Jogada de mestre, como há muito tempo não se via pelos lados de Washington.


Aparentemente, todo o ecossistema da Apple, com toda a integração de seus aplicativos e seus devices, terá um competidor de peso.


Junto a isso, temos que lembrar que a Microsoft também bateu a marca de US$ 2 trilhões de valor de mercado, muito por conta de sua plataforma Azure, com foco em computação em nuvem, e que a empresa detém mais de 70% do market share global de sistemas operacionais, enquanto a Apple detém apenas 15% do total.


Market share de sistemas operacionais
Imagem: Reprodução/Statista

Embora o anúncio possa ter abalado o mercado, o Windows não terá acesso irrestrito à loja de apps do Android, a Play Store, mas, sim, acesso a todos os apps que estão publicados na Amazon Store e serão acessados através da Microsoft Store. A parceria com a Amazon, e não diretamente com o Google, também foi um golpe certeiro, pois o Google é concorrente direto da Microsoft, já a Amazon não.

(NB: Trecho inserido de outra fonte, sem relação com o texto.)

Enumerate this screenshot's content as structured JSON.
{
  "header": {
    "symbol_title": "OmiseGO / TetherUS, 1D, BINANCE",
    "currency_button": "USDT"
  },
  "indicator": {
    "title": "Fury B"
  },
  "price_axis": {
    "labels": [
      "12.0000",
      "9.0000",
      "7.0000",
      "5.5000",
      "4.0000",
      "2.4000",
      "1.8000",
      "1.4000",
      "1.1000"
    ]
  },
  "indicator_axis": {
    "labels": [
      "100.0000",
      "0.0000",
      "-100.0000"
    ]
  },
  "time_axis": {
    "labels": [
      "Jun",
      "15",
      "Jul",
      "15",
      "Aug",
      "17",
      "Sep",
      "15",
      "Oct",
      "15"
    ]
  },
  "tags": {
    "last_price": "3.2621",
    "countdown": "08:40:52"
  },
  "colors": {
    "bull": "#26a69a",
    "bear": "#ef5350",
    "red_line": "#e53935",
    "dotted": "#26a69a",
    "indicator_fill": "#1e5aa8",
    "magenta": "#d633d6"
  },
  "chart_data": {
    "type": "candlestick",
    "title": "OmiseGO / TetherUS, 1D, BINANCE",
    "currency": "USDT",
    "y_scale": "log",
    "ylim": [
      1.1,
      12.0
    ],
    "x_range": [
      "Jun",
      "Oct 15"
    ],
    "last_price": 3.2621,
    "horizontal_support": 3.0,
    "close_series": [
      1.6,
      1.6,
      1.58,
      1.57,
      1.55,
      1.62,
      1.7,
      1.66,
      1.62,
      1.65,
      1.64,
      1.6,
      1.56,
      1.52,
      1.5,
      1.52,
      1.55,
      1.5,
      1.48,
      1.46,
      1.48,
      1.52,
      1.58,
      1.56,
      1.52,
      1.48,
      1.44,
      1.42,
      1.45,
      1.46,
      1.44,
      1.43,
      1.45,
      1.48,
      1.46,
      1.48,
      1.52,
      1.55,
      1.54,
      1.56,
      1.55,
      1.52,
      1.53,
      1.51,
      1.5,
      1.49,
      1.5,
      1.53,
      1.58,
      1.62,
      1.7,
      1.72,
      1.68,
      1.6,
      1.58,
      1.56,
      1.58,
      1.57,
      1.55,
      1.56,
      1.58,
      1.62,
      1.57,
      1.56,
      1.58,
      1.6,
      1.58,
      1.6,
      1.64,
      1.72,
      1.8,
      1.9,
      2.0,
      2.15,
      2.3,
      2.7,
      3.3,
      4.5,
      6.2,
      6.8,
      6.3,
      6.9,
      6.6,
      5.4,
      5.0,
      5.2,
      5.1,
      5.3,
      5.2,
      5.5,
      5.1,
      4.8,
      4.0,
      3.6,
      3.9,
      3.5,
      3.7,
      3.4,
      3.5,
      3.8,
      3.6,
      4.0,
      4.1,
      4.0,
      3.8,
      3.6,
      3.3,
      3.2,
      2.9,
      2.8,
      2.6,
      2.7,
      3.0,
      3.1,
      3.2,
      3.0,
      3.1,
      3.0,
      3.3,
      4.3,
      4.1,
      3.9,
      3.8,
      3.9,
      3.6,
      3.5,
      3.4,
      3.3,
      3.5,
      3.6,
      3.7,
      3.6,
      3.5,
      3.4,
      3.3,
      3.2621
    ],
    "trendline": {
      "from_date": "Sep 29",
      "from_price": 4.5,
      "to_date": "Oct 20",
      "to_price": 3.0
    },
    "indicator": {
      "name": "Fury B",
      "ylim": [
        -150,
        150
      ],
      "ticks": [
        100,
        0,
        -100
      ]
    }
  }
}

Apesar de o catálogo da Microsoft passar a se somar ao catálogo da Amazon Store, ainda ficará bem abaixo da oferta do catálogo da Apple:


Número de apps por plataforma:

  • Amazon: 460 mil apps;

  • Apple: 2,22 milhões de apps;

  • Android: 3,48 milhões de apps;

  • Windows: em torno de 800 mil apps.


Com pouco mais de 1,2 milhão de apps disponíveis, a parceria se transformou na terceira maior app store dentre todas as plataformas. Um número bastante significativo!


Outro fator a ser considerado é se a Microsoft expandirá sua Windows Store para seus consoles XBox, que não ficou muito claro, porém não me surpreenderia caso isso de fato acontecesse. E seria uma movimentação de extrema inteligência, diga-se de passagem.


Essa oferta de apps só é possível pela tecnologia de virtualização da Intel, chamada Intel Bridge, que é basicamente um compilador em tempo de execução, que faz a "tradução" de códigos de aplicações Android para instruções x86, que passam a ser "entendíveis" e executadas pelos processadores que rodam o Windows 11 (que não são baseados em arquitetura ARM).


E, a partir dessa tecnologia, cria-se um problema para a Microsoft, pois sempre que existe mais uma camada de software, a tendência é de que a performance computacional seja afetada. Problema esse que a Apple não tem! Com toda sua linha de produtos utilizando o chip M1, a "tradução em tempo real" não se faz necessária, tornando não só a confecção de aplicações, mas principalmente a sua execução, uma tarefa nativa e muito mais performática, transformando o catálogo da App Store disponível para todos os devices da empresa da maçã.


Enfim, vejo essa mudança de paradigma da Microsoft com muitos bons olhos, pois finalmente o cenário aparenta trazer um competidor realmente importante à Apple.


Talvez agora os usuários de Windows possam ter uma experiência de uso semelhante aos usuários do ecossistema Apple, que dispensa comentários.